I have a dataframe below:
import pandas as pd
d = {'id': [1, 2, 3, 4, 4, 6, 1, 8, 9], 'cluster': [7, 2, 3, 3, 3, 6, 7, 8, 8]}
df = pd.DataFrame(data=d)
df = df.sort_values('cluster')
I want to keep ALL the rows
if there is the same cluster but different id AND keep every row from that cluster
even if it is the same id since there was a different id AT LEAST once within that cluster.
The code I have been using to achieve this is the following below, BUT, the only problem
with this is it drops too many rows for what I am looking for.

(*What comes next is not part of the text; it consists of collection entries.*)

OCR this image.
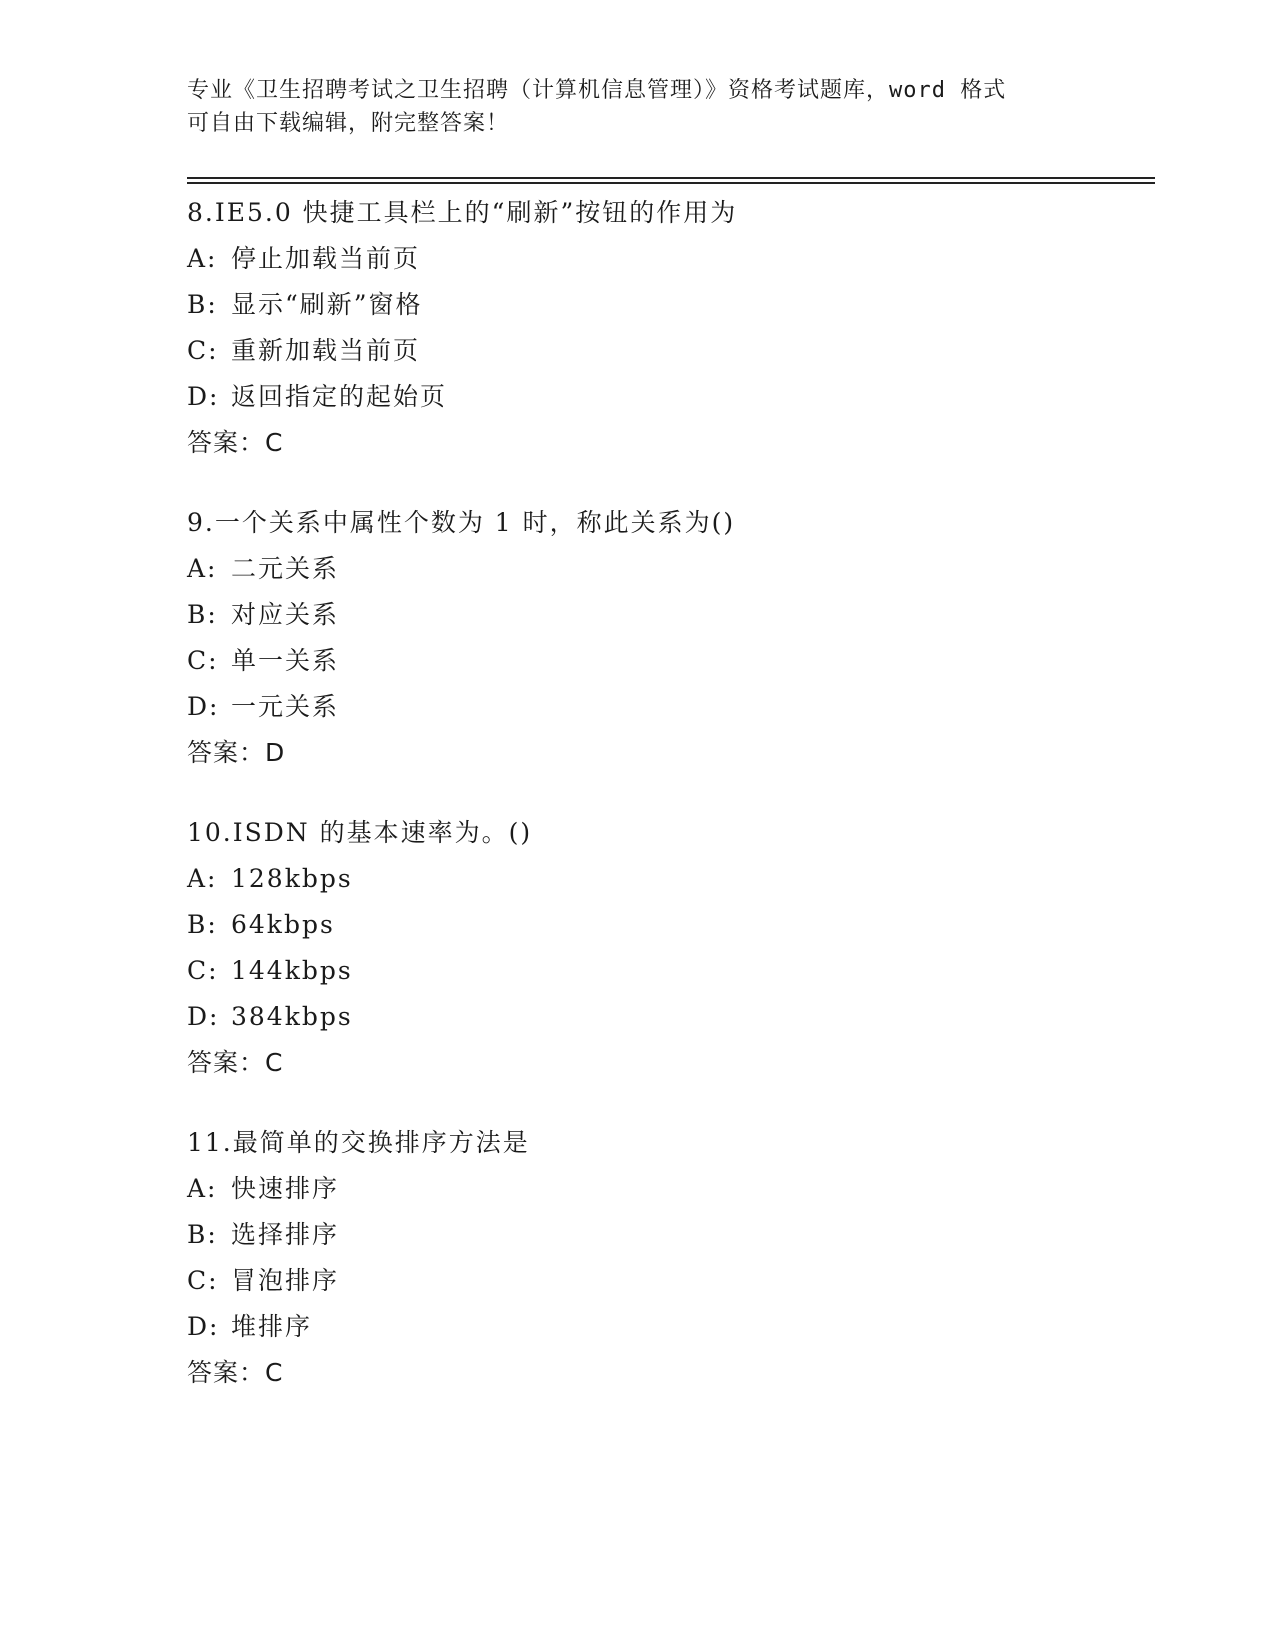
专业《卫生招聘考试之卫生招聘（计算机信息管理）》资格考试题库，word 格式

可自由下载编辑，附完整答案！

8.IE5.0 快捷工具栏上的“刷新”按钮的作用为
A: 停止加载当前页
B: 显示“刷新”窗格
C: 重新加载当前页
D: 返回指定的起始页
答案：C
9.一个关系中属性个数为 1 时，称此关系为()
A: 二元关系
B: 对应关系
C: 单一关系
D: 一元关系
答案：D
10.ISDN 的基本速率为。()
A: 128kbps
B: 64kbps
C: 144kbps
D: 384kbps
答案：C
11.最简单的交换排序方法是
A: 快速排序
B: 选择排序
C: 冒泡排序
D: 堆排序
答案：C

df = (df.assign(counts=df.count(axis=1))
.sort_values(['id', 'counts'])
.drop_duplicates(['id','cluster'], keep='last')
.drop('counts', axis=1))
The output dataframe I am expecting that the code above does not do
would drop rows at
dataframe index 1, 5, 0, and 6 but leave dataframe indexes 2, 3, 4, 7, and 8. Essentially
resulting in what the code below produces:
df = df.loc[[2, 3, 4, 7, 8]]
I have looked at many deduplication pandas posts on stack overflow but have yet to find this
scenario. Any help would be greatly appreciated.
I think we can do this with a single boolean. using .groupby().nunique()
con1 = df.groupby('cluster')['id'].nunique() > 1
#of these we only want the True indexes.
cluster
2 False
3 True
6 False
7 False
8 True
df.loc[(df['cluster'].isin(con1[con1].index))]
id cluster
2 3 3
3 4 3
4 4 3
7 8 8
8 9 8